Alberta's Conservative government is loosening the purse strings with its 2014 Budget with some of the new money flowing to research and innovation after a year which saw a freezing of spending due to a downturn in resource revenue. Two new innovation endowments and a 5.5% boost to the budget of the Ministry of Innovation and Advanced Education (IAE) arrive as the province moves forward with dramatic changes to its research and innovation organization from the Alberta Innovate corporations to a new Alberta Institute for Research and Commercialization. Details have yet to be announced.
The Budget commits $1 billion and $200 million respectively to the Social Innovation Endowment (SIE) and the Agriculture and Food Innovation Endowment (AFIE). Announced March 4th — two days before the Budget — the endowments are part of Bill 1.
The endowments will disburse 4.5% of their market value based on a three-year rolling average. The SIE will be capitalized with $500 million immediately and $500 million in FY15, generating $22.5 million in FY15-16 and $45 million in FY16-17 and thereafter. Funds will be invested in "research on transformative approaches through knowledge dissemination initiatives", as well as prototyping that offers "potential to demonstrate improved social outcomes" and social finance for "identifying and testing new funding models".
The AFIE will generate funding of $9 million annually beginning in FY14-15 on projects for "basic and applied agricultural research in Alberta while supporting value-added product development and commercialization activities".

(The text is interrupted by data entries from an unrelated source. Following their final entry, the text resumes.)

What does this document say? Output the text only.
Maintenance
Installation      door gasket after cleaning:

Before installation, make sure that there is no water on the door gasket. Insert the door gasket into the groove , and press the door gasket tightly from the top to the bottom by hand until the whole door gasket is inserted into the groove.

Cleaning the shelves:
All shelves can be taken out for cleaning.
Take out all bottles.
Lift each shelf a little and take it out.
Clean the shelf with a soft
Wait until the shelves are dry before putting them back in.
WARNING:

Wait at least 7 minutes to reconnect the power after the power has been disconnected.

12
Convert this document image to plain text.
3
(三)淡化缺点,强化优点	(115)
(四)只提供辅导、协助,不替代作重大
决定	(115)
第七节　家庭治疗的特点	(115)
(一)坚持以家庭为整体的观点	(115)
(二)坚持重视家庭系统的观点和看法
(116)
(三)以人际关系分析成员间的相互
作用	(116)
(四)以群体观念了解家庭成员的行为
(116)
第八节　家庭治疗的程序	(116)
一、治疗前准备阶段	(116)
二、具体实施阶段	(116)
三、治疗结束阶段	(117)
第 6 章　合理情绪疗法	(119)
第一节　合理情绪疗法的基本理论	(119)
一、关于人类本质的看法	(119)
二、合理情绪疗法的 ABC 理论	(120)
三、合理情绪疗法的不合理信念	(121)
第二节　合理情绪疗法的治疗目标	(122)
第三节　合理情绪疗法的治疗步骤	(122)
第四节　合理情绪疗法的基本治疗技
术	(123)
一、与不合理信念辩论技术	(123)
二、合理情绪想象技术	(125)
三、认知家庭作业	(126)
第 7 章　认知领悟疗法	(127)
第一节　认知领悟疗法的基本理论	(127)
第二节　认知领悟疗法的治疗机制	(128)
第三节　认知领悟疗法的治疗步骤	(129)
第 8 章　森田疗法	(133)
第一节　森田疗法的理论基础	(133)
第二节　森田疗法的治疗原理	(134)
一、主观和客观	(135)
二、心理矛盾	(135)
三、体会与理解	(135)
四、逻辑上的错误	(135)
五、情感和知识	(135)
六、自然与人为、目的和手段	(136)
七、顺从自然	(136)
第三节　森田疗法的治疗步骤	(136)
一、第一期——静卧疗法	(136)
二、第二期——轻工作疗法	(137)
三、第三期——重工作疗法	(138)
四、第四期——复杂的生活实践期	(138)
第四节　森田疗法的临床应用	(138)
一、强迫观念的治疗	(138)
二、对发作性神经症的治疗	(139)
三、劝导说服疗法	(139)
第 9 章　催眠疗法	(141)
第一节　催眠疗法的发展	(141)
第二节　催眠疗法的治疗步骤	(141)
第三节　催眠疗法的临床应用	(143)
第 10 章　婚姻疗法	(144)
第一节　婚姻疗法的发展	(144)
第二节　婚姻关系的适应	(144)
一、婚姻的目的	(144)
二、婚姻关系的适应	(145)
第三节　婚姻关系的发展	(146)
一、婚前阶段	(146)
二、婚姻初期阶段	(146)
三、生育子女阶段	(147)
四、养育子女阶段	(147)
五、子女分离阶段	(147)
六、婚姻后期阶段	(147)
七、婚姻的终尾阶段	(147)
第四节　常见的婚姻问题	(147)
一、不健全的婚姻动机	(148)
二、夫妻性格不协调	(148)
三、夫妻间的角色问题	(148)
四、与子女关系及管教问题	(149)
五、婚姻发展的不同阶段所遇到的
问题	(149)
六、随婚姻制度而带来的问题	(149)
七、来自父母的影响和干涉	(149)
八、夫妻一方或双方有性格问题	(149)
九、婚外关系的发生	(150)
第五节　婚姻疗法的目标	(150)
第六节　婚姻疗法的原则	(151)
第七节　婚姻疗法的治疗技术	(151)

The budget of the IAE ministry is being boosted by 5.5% or $150 million in FY14-15 to $2.8 billion. Within that envelope, $203 million is committed to innovation and technology commercialization, including $133 million for grants to the Alberta Innovates corporations. The Budget also unfreezes the Access to the Future Fund, providing $50 million annually for matching donations to innovative post-secondary collaborative projects.